'Montana Dueling Dinos' to sell at NYC auction

NEW YORK

A pushed-in skull and teeth of one dinosaur embedded in the other suggested a mortal confrontation between them.

Clayton Phipps, a fossil hunter who made the discovery on his neighbor's land in 2006 in the fossil-rich Hell Creek Formation, dubbed them the "Montana Dueling Dinosaurs."

Phipps and the ranch owners have put them up for sale at Bonhams auction house on Tuesday for an estimated $7 million to $9 million, a price out of the reach of most museums.

The auction record for a dinosaur fossil is slightly more than $8.36 million, which was set in October 1997 for a Tyrannosaurus rex skeleton that sold at Sotheby's. Known as Sue, the skeleton is on display at The Field Museum in Chicago.

The fossils are believed to be a Nanotyrannus lancensis, a smaller relative of the T. rex, and a newly discovered species of Chasmosaurine ceratopsian, a close relative of the Triceratops, which lived at the end of the Cretaceous age some 65 million years ago.

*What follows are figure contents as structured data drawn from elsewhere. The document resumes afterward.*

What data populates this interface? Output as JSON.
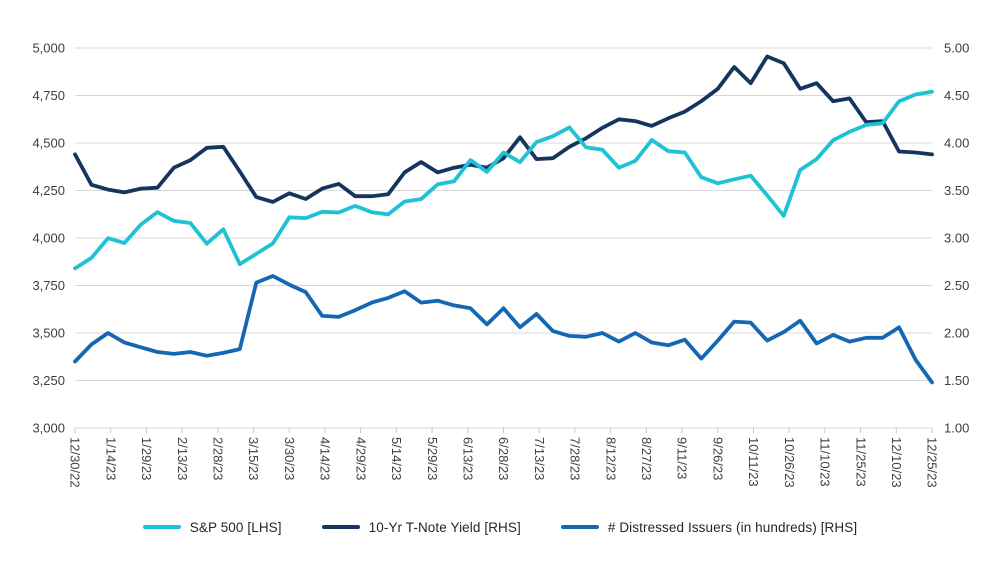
{
  "chart_data": {
    "type": "line",
    "title": "",
    "grid": true,
    "legend_position": "bottom",
    "x_tick_labels": [
      "12/30/22",
      "1/14/23",
      "1/29/23",
      "2/13/23",
      "2/28/23",
      "3/15/23",
      "3/30/23",
      "4/14/23",
      "4/29/23",
      "5/14/23",
      "5/29/23",
      "6/13/23",
      "6/28/23",
      "7/13/23",
      "7/28/23",
      "8/12/23",
      "8/27/23",
      "9/11/23",
      "9/26/23",
      "10/11/23",
      "10/26/23",
      "11/10/23",
      "11/25/23",
      "12/10/23",
      "12/25/23"
    ],
    "left_axis": {
      "min": 3000,
      "max": 5000,
      "tick_labels": [
        "5,000",
        "4,750",
        "4,500",
        "4,250",
        "4,000",
        "3,750",
        "3,500",
        "3,250",
        "3,000"
      ]
    },
    "right_axis": {
      "min": 1.0,
      "max": 5.0,
      "tick_labels": [
        "5.00",
        "4.50",
        "4.00",
        "3.50",
        "3.00",
        "2.50",
        "2.00",
        "1.50",
        "1.00"
      ]
    },
    "series": [
      {
        "id": "sp500",
        "name": "S&P 500 [LHS]",
        "axis": "left",
        "color": "#1FC2D4",
        "values": [
          3840,
          3895,
          3999,
          3973,
          4071,
          4136,
          4090,
          4079,
          3970,
          4046,
          3862,
          3917,
          3971,
          4109,
          4105,
          4138,
          4134,
          4169,
          4136,
          4124,
          4192,
          4205,
          4282,
          4299,
          4410,
          4348,
          4450,
          4399,
          4505,
          4536,
          4582,
          4478,
          4464,
          4370,
          4406,
          4516,
          4457,
          4450,
          4320,
          4288,
          4309,
          4328,
          4224,
          4117,
          4358,
          4415,
          4514,
          4559,
          4595,
          4604,
          4719,
          4755,
          4770
        ]
      },
      {
        "id": "tnote",
        "name": "10-Yr T-Note Yield [RHS]",
        "axis": "right",
        "color": "#16355E",
        "values": [
          3.88,
          3.56,
          3.51,
          3.48,
          3.52,
          3.53,
          3.74,
          3.82,
          3.95,
          3.96,
          3.7,
          3.43,
          3.38,
          3.47,
          3.41,
          3.52,
          3.57,
          3.44,
          3.44,
          3.46,
          3.69,
          3.8,
          3.69,
          3.74,
          3.77,
          3.74,
          3.84,
          4.06,
          3.83,
          3.84,
          3.96,
          4.05,
          4.16,
          4.25,
          4.23,
          4.18,
          4.26,
          4.33,
          4.44,
          4.57,
          4.8,
          4.63,
          4.91,
          4.84,
          4.57,
          4.63,
          4.44,
          4.47,
          4.22,
          4.23,
          3.91,
          3.9,
          3.88
        ]
      },
      {
        "id": "distressed",
        "name": "# Distressed Issuers (in hundreds) [RHS]",
        "axis": "right",
        "color": "#1467B2",
        "values": [
          1.7,
          1.88,
          2.0,
          1.9,
          1.85,
          1.8,
          1.78,
          1.8,
          1.76,
          1.79,
          1.83,
          2.53,
          2.6,
          2.51,
          2.43,
          2.18,
          2.17,
          2.24,
          2.32,
          2.37,
          2.44,
          2.32,
          2.34,
          2.29,
          2.26,
          2.09,
          2.26,
          2.06,
          2.2,
          2.02,
          1.97,
          1.96,
          2.0,
          1.91,
          2.0,
          1.9,
          1.87,
          1.93,
          1.73,
          1.92,
          2.12,
          2.11,
          1.92,
          2.01,
          2.13,
          1.89,
          1.98,
          1.91,
          1.95,
          1.95,
          2.06,
          1.72,
          1.48
        ]
      }
    ],
    "style": {
      "grid_color": "#D8D8D8",
      "tick_color": "#C6C6C6",
      "axis_text_color": "#3E3E3E"
    }
  }
}
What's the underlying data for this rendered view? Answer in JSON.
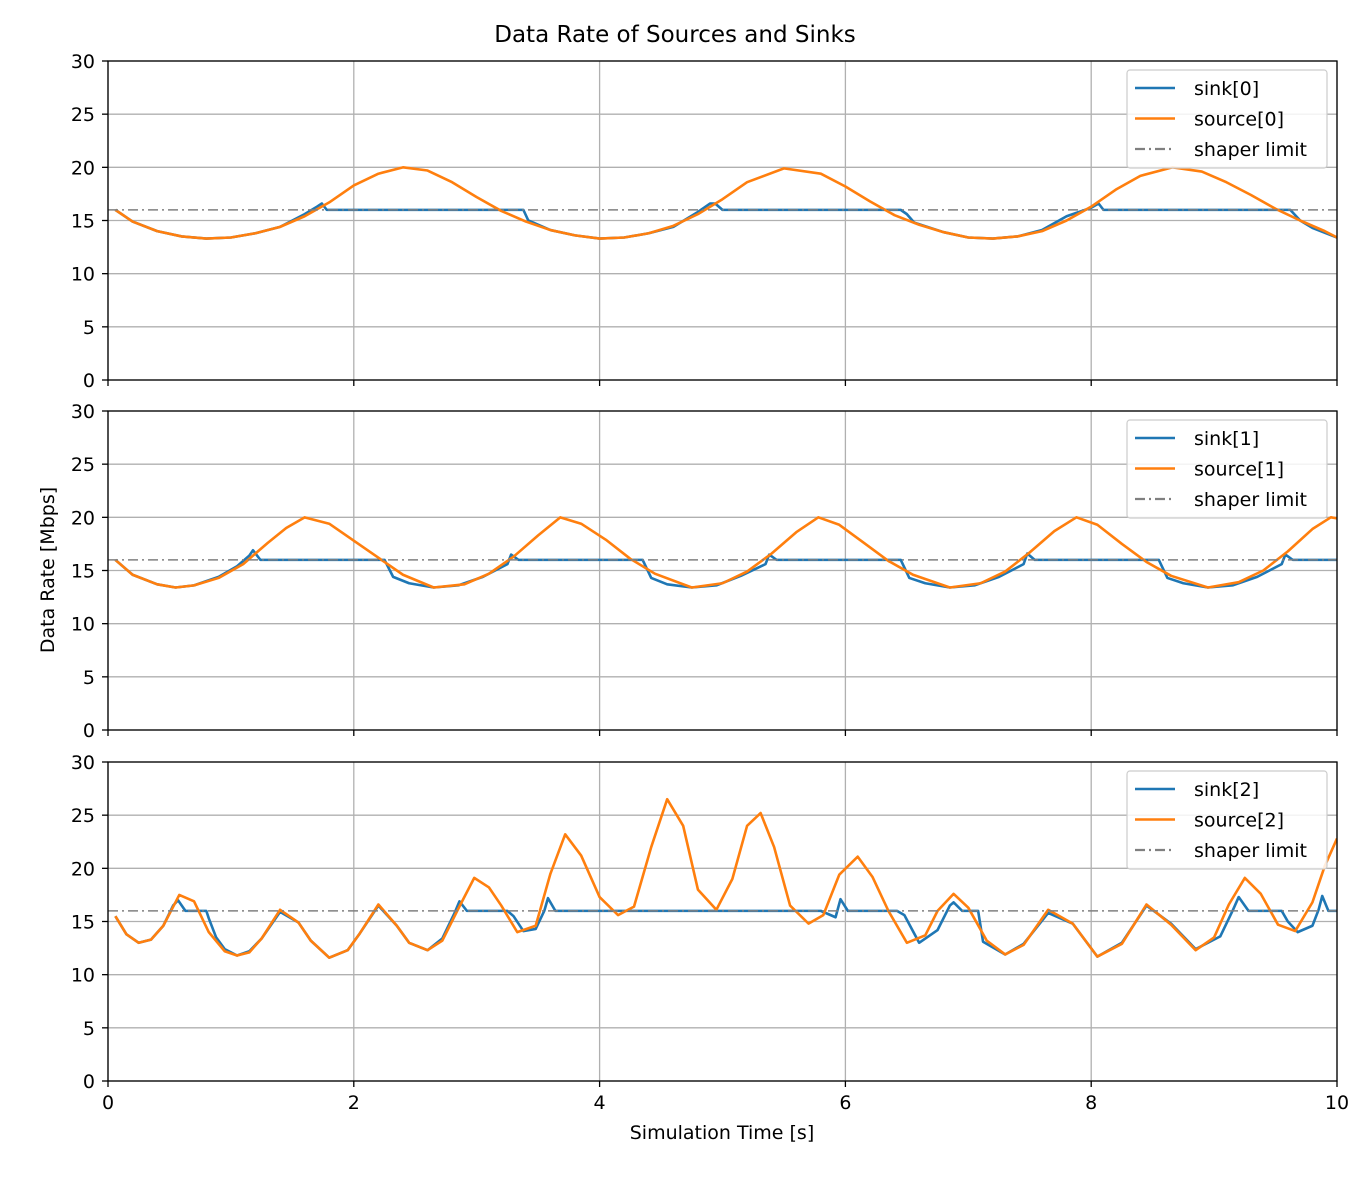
{
  "figure": {
    "title": "Data Rate of Sources and Sinks",
    "xlabel": "Simulation Time [s]",
    "ylabel": "Data Rate [Mbps]"
  },
  "colors": {
    "sink": "#1f77b4",
    "source": "#ff7f0e",
    "limit": "#808080",
    "grid": "#b0b0b0"
  },
  "chart_data": [
    {
      "type": "line",
      "xlim": [
        0,
        10
      ],
      "ylim": [
        0,
        30
      ],
      "xticks": [
        0,
        2,
        4,
        6,
        8,
        10
      ],
      "yticks": [
        0,
        5,
        10,
        15,
        20,
        25,
        30
      ],
      "grid": true,
      "legend_position": "top-right",
      "limit": 16,
      "series": [
        {
          "name": "sink[0]",
          "kind": "sink",
          "x": [
            0.06,
            0.2,
            0.4,
            0.6,
            0.8,
            1.0,
            1.2,
            1.4,
            1.6,
            1.7,
            1.74,
            1.78,
            2.0,
            2.5,
            3.0,
            3.38,
            3.42,
            3.6,
            3.8,
            4.0,
            4.2,
            4.4,
            4.6,
            4.8,
            4.9,
            4.94,
            5.0,
            5.5,
            6.0,
            6.45,
            6.5,
            6.56,
            6.8,
            7.0,
            7.2,
            7.4,
            7.6,
            7.8,
            8.0,
            8.06,
            8.1,
            8.5,
            9.0,
            9.5,
            9.62,
            9.7,
            9.8,
            10.0
          ],
          "y": [
            16.0,
            14.9,
            14.0,
            13.5,
            13.3,
            13.4,
            13.8,
            14.4,
            15.6,
            16.3,
            16.6,
            16.0,
            16.0,
            16.0,
            16.0,
            16.0,
            15.0,
            14.1,
            13.6,
            13.3,
            13.4,
            13.8,
            14.4,
            15.8,
            16.6,
            16.6,
            16.0,
            16.0,
            16.0,
            16.0,
            15.6,
            14.8,
            13.9,
            13.4,
            13.3,
            13.5,
            14.1,
            15.4,
            16.2,
            16.6,
            16.0,
            16.0,
            16.0,
            16.0,
            16.0,
            15.0,
            14.3,
            13.4
          ]
        },
        {
          "name": "source[0]",
          "kind": "source",
          "x": [
            0.06,
            0.2,
            0.4,
            0.6,
            0.8,
            1.0,
            1.2,
            1.4,
            1.6,
            1.8,
            2.0,
            2.2,
            2.4,
            2.6,
            2.8,
            3.0,
            3.2,
            3.4,
            3.6,
            3.8,
            4.0,
            4.2,
            4.4,
            4.6,
            4.8,
            5.0,
            5.2,
            5.5,
            5.8,
            6.0,
            6.2,
            6.4,
            6.6,
            6.8,
            7.0,
            7.2,
            7.4,
            7.6,
            7.8,
            8.0,
            8.2,
            8.4,
            8.66,
            8.9,
            9.1,
            9.3,
            9.5,
            9.7,
            9.9,
            10.0
          ],
          "y": [
            16.0,
            14.9,
            14.0,
            13.5,
            13.3,
            13.4,
            13.8,
            14.4,
            15.4,
            16.7,
            18.3,
            19.4,
            20.0,
            19.7,
            18.6,
            17.2,
            15.9,
            14.9,
            14.1,
            13.6,
            13.3,
            13.4,
            13.8,
            14.5,
            15.6,
            17.0,
            18.6,
            19.9,
            19.4,
            18.2,
            16.8,
            15.5,
            14.6,
            13.9,
            13.4,
            13.3,
            13.5,
            14.0,
            15.0,
            16.3,
            17.9,
            19.2,
            20.0,
            19.6,
            18.6,
            17.4,
            16.1,
            15.0,
            14.0,
            13.4
          ]
        },
        {
          "name": "shaper limit",
          "kind": "limit",
          "x": [
            0,
            10
          ],
          "y": [
            16,
            16
          ]
        }
      ]
    },
    {
      "type": "line",
      "xlim": [
        0,
        10
      ],
      "ylim": [
        0,
        30
      ],
      "xticks": [
        0,
        2,
        4,
        6,
        8,
        10
      ],
      "yticks": [
        0,
        5,
        10,
        15,
        20,
        25,
        30
      ],
      "grid": true,
      "legend_position": "top-right",
      "limit": 16,
      "series": [
        {
          "name": "sink[1]",
          "kind": "sink",
          "x": [
            0.06,
            0.2,
            0.4,
            0.55,
            0.7,
            0.9,
            1.05,
            1.15,
            1.18,
            1.24,
            1.5,
            2.0,
            2.25,
            2.32,
            2.45,
            2.65,
            2.85,
            3.05,
            3.25,
            3.28,
            3.34,
            3.6,
            4.0,
            4.35,
            4.42,
            4.55,
            4.75,
            4.95,
            5.15,
            5.35,
            5.38,
            5.44,
            6.0,
            6.45,
            6.52,
            6.65,
            6.85,
            7.05,
            7.25,
            7.45,
            7.48,
            7.54,
            8.0,
            8.55,
            8.62,
            8.75,
            8.95,
            9.15,
            9.35,
            9.55,
            9.58,
            9.64,
            10.0
          ],
          "y": [
            16.0,
            14.6,
            13.7,
            13.4,
            13.6,
            14.4,
            15.4,
            16.4,
            16.9,
            16.0,
            16.0,
            16.0,
            16.0,
            14.4,
            13.8,
            13.4,
            13.6,
            14.4,
            15.6,
            16.5,
            16.0,
            16.0,
            16.0,
            16.0,
            14.3,
            13.7,
            13.4,
            13.6,
            14.5,
            15.6,
            16.5,
            16.0,
            16.0,
            16.0,
            14.3,
            13.8,
            13.4,
            13.6,
            14.4,
            15.6,
            16.6,
            16.0,
            16.0,
            16.0,
            14.3,
            13.8,
            13.4,
            13.6,
            14.4,
            15.6,
            16.5,
            16.0,
            16.0
          ]
        },
        {
          "name": "source[1]",
          "kind": "source",
          "x": [
            0.06,
            0.2,
            0.4,
            0.55,
            0.7,
            0.9,
            1.1,
            1.3,
            1.45,
            1.6,
            1.8,
            2.0,
            2.2,
            2.4,
            2.65,
            2.9,
            3.1,
            3.3,
            3.5,
            3.68,
            3.85,
            4.05,
            4.25,
            4.45,
            4.75,
            5.0,
            5.2,
            5.4,
            5.6,
            5.78,
            5.95,
            6.15,
            6.35,
            6.55,
            6.85,
            7.1,
            7.3,
            7.5,
            7.7,
            7.88,
            8.05,
            8.25,
            8.45,
            8.65,
            8.95,
            9.2,
            9.4,
            9.6,
            9.8,
            9.95,
            10.0
          ],
          "y": [
            16.0,
            14.6,
            13.7,
            13.4,
            13.6,
            14.3,
            15.6,
            17.6,
            19.0,
            20.0,
            19.4,
            17.8,
            16.2,
            14.6,
            13.4,
            13.7,
            14.7,
            16.3,
            18.3,
            20.0,
            19.4,
            17.9,
            16.1,
            14.7,
            13.4,
            13.8,
            14.9,
            16.6,
            18.6,
            20.0,
            19.3,
            17.6,
            15.9,
            14.6,
            13.4,
            13.8,
            14.9,
            16.7,
            18.7,
            20.0,
            19.3,
            17.5,
            15.8,
            14.5,
            13.4,
            13.9,
            15.0,
            16.8,
            18.9,
            20.0,
            19.9
          ]
        },
        {
          "name": "shaper limit",
          "kind": "limit",
          "x": [
            0,
            10
          ],
          "y": [
            16,
            16
          ]
        }
      ]
    },
    {
      "type": "line",
      "xlim": [
        0,
        10
      ],
      "ylim": [
        0,
        30
      ],
      "xticks": [
        0,
        2,
        4,
        6,
        8,
        10
      ],
      "yticks": [
        0,
        5,
        10,
        15,
        20,
        25,
        30
      ],
      "grid": true,
      "legend_position": "top-right",
      "limit": 16,
      "series": [
        {
          "name": "sink[2]",
          "kind": "sink",
          "x": [
            0.06,
            0.15,
            0.25,
            0.35,
            0.45,
            0.53,
            0.57,
            0.63,
            0.8,
            0.82,
            0.88,
            0.95,
            1.05,
            1.15,
            1.25,
            1.4,
            1.55,
            1.65,
            1.8,
            1.95,
            2.05,
            2.2,
            2.35,
            2.45,
            2.6,
            2.72,
            2.82,
            2.86,
            2.92,
            3.25,
            3.3,
            3.38,
            3.48,
            3.55,
            3.58,
            3.64,
            4.0,
            4.5,
            5.0,
            5.5,
            5.8,
            5.92,
            5.96,
            6.02,
            6.42,
            6.48,
            6.6,
            6.75,
            6.85,
            6.88,
            6.95,
            7.08,
            7.12,
            7.3,
            7.45,
            7.65,
            7.85,
            8.05,
            8.25,
            8.45,
            8.65,
            8.85,
            9.05,
            9.15,
            9.2,
            9.28,
            9.55,
            9.6,
            9.68,
            9.8,
            9.85,
            9.88,
            9.93,
            10.0
          ],
          "y": [
            15.5,
            13.8,
            13.0,
            13.3,
            14.6,
            16.5,
            17.0,
            16.0,
            16.0,
            15.3,
            13.5,
            12.4,
            11.8,
            12.2,
            13.4,
            15.9,
            14.9,
            13.2,
            11.6,
            12.3,
            13.9,
            16.5,
            14.6,
            13.0,
            12.3,
            13.4,
            15.8,
            16.9,
            16.0,
            16.0,
            15.5,
            14.1,
            14.3,
            16.0,
            17.2,
            16.0,
            16.0,
            16.0,
            16.0,
            16.0,
            16.0,
            15.4,
            17.1,
            16.0,
            16.0,
            15.6,
            13.0,
            14.2,
            16.5,
            16.8,
            16.0,
            16.0,
            13.1,
            11.9,
            12.9,
            15.8,
            14.8,
            11.7,
            13.0,
            16.5,
            14.8,
            12.4,
            13.6,
            16.0,
            17.3,
            16.0,
            16.0,
            15.0,
            14.0,
            14.6,
            16.1,
            17.4,
            16.0,
            16.0
          ]
        },
        {
          "name": "source[2]",
          "kind": "source",
          "x": [
            0.06,
            0.15,
            0.25,
            0.35,
            0.45,
            0.58,
            0.7,
            0.82,
            0.95,
            1.05,
            1.15,
            1.25,
            1.4,
            1.55,
            1.65,
            1.8,
            1.95,
            2.05,
            2.2,
            2.35,
            2.45,
            2.6,
            2.72,
            2.85,
            2.98,
            3.1,
            3.2,
            3.33,
            3.48,
            3.6,
            3.72,
            3.85,
            4.0,
            4.15,
            4.28,
            4.42,
            4.55,
            4.68,
            4.8,
            4.95,
            5.08,
            5.2,
            5.31,
            5.42,
            5.55,
            5.7,
            5.82,
            5.95,
            6.1,
            6.22,
            6.35,
            6.5,
            6.65,
            6.75,
            6.88,
            7.0,
            7.15,
            7.3,
            7.45,
            7.65,
            7.85,
            8.05,
            8.25,
            8.45,
            8.65,
            8.85,
            9.0,
            9.12,
            9.25,
            9.38,
            9.52,
            9.66,
            9.8,
            9.9,
            10.0
          ],
          "y": [
            15.5,
            13.8,
            13.0,
            13.3,
            14.6,
            17.5,
            16.9,
            14.0,
            12.2,
            11.8,
            12.1,
            13.4,
            16.1,
            14.9,
            13.2,
            11.6,
            12.3,
            13.9,
            16.6,
            14.6,
            13.0,
            12.3,
            13.2,
            16.2,
            19.1,
            18.2,
            16.5,
            14.0,
            14.6,
            19.5,
            23.2,
            21.2,
            17.3,
            15.6,
            16.4,
            22.0,
            26.5,
            24.0,
            18.0,
            16.1,
            19.0,
            24.0,
            25.2,
            22.0,
            16.5,
            14.8,
            15.6,
            19.4,
            21.1,
            19.2,
            16.0,
            13.0,
            13.7,
            16.0,
            17.6,
            16.3,
            13.2,
            11.9,
            12.8,
            16.1,
            14.8,
            11.7,
            12.9,
            16.6,
            14.7,
            12.3,
            13.5,
            16.6,
            19.1,
            17.6,
            14.7,
            14.1,
            16.8,
            20.2,
            22.8
          ]
        },
        {
          "name": "shaper limit",
          "kind": "limit",
          "x": [
            0,
            10
          ],
          "y": [
            16,
            16
          ]
        }
      ]
    }
  ]
}
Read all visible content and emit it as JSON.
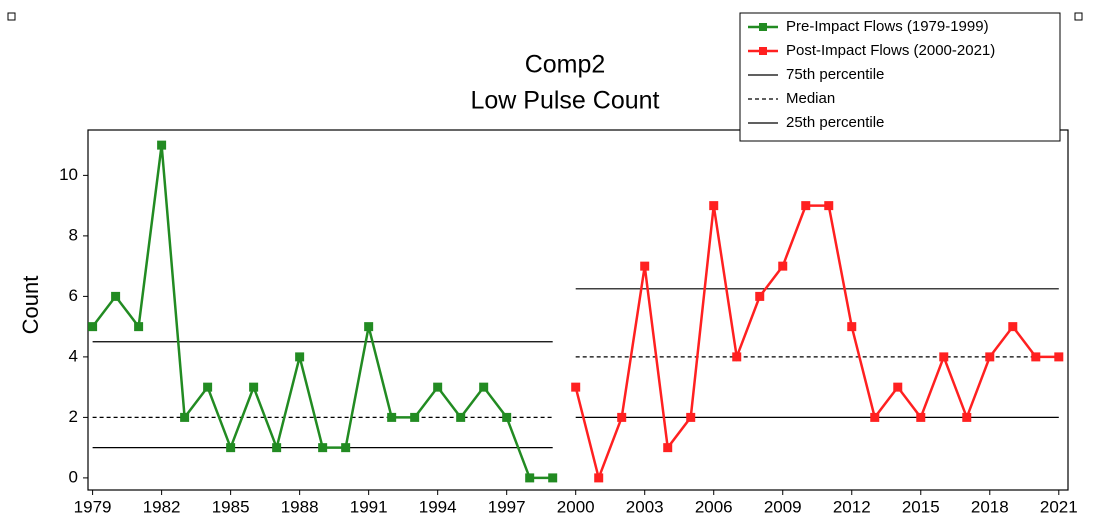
{
  "chart_data": {
    "type": "line",
    "title": [
      "Comp2",
      "Low Pulse Count"
    ],
    "y_label": "Count",
    "series": [
      {
        "name": "Pre-Impact Flows (1979-1999)",
        "color": "#228b22",
        "x": [
          1979,
          1980,
          1981,
          1982,
          1983,
          1984,
          1985,
          1986,
          1987,
          1988,
          1989,
          1990,
          1991,
          1992,
          1993,
          1994,
          1995,
          1996,
          1997,
          1998,
          1999
        ],
        "values": [
          5,
          6,
          5,
          11,
          2,
          3,
          1,
          3,
          1,
          4,
          1,
          1,
          5,
          2,
          2,
          3,
          2,
          3,
          2,
          0,
          0
        ]
      },
      {
        "name": "Post-Impact Flows (2000-2021)",
        "color": "#ff2020",
        "x": [
          2000,
          2001,
          2002,
          2003,
          2004,
          2005,
          2006,
          2007,
          2008,
          2009,
          2010,
          2011,
          2012,
          2013,
          2014,
          2015,
          2016,
          2017,
          2018,
          2019,
          2020,
          2021
        ],
        "values": [
          3,
          0,
          2,
          7,
          1,
          2,
          9,
          4,
          6,
          7,
          9,
          9,
          5,
          2,
          3,
          2,
          4,
          2,
          4,
          5,
          4,
          4
        ]
      }
    ],
    "reference_lines": [
      {
        "name": "75th percentile",
        "dash": false,
        "values": [
          4.5,
          6.25
        ]
      },
      {
        "name": "Median",
        "dash": true,
        "values": [
          2,
          4
        ]
      },
      {
        "name": "25th percentile",
        "dash": false,
        "values": [
          1,
          2
        ]
      }
    ],
    "xlim": [
      1978.8,
      2021.4
    ],
    "xticks": [
      1979,
      1982,
      1985,
      1988,
      1991,
      1994,
      1997,
      2000,
      2003,
      2006,
      2009,
      2012,
      2015,
      2018,
      2021
    ],
    "ylim": [
      -0.4,
      11.5
    ],
    "yticks": [
      0,
      2,
      4,
      6,
      8,
      10
    ],
    "legend": "top-right"
  }
}
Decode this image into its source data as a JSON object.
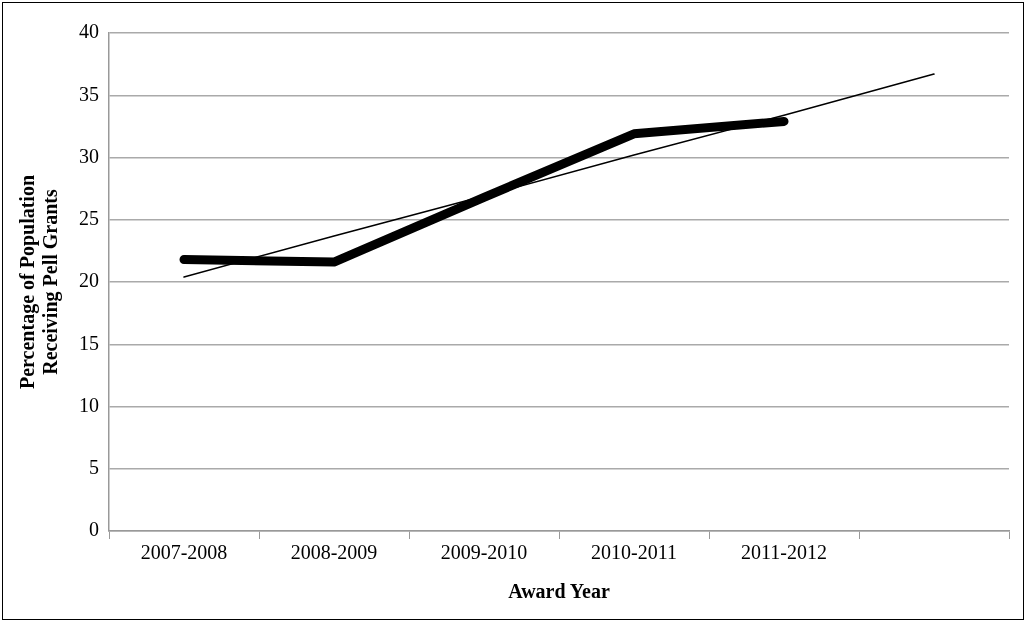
{
  "chart_data": {
    "type": "line",
    "xlabel": "Award Year",
    "ylabel": "Percentage of Population Receiving Pell Grants",
    "categories": [
      "2007-2008",
      "2008-2009",
      "2009-2010",
      "2010-2011",
      "2011-2012",
      null
    ],
    "series": [
      {
        "color": "#000000",
        "values": [
          21.8,
          21.6,
          26.8,
          31.9,
          32.9,
          null
        ]
      },
      {
        "color": "#000000",
        "values": [
          20.4,
          23.7,
          26.9,
          30.2,
          33.4,
          36.7
        ]
      }
    ],
    "ylim": [
      0,
      40
    ],
    "yticks": [
      0,
      5,
      10,
      15,
      20,
      25,
      30,
      35,
      40
    ],
    "grid": "y",
    "legend": false,
    "marker": "none",
    "line_style": "solid"
  }
}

"I am just the lucky guy that happened to stumble out there and find this dinosaur," Phipps said. "I really appreciate the academic paleontologists that understand the importance of what us amateurs bring to the mix. I am hoping that it will be professionally and academically studied. ... I want to know more about them."

They were found fully articulated with pockets of skin tissue attached. They have been separated into four large blocks because of their total 40-ton weight and are on display in a plaza adjacent to Bonhams.

Kirk Johnson, director of the Smithsonian's National Museum of Natural History, called the dinosaurs "a significant discovery."

"They are a superb pair of specimens and are certainly of great scientific and display value," he said. "This pair is certainly a unique find" for the Hell Creek Formation.

Thomas Lindgren, Bonhams co-consulting director of natural history, said scientists will have to determine whether the ceratopsian was indeed a new species, but either way, it would "still be one of the rarest ceratopsians of all time."

"It is either the most complete and oldest triceratops that had lived at the end of the Cretaceous or it's a brand-new species," he said.

But Jack Horner, a paleontologist at Montana State University, called the promoters' claims a means "to enhance the price of the specimen."

"These fossils are not worth anything because they were collected to sell and not specifically for their science," he said.

Johnson, who plans to see the fossils before the auction, said the skeletons would need to be extracted from their enclosing sandstone and compared to other skeletons in various museums to determine their "actual completeness."

Finding a carnivore and herbivore together is "very unusual," said Johnson, whose museum is scheduled to open a new dinosaur hall in 2019 but has no plans to bid on the skeletons.

Phipps said he hopes a wealthy buyer donates the skeletons to a public institution, similar to how The Field Museum came to own Sue, the T. rex discovered in South Dakota in 1990.

"Any time you have a complete skeleton you can do things that can help you understand the biology of the species," said Pete Mokozicky, associate curator of dinosaurs at The Field Museum.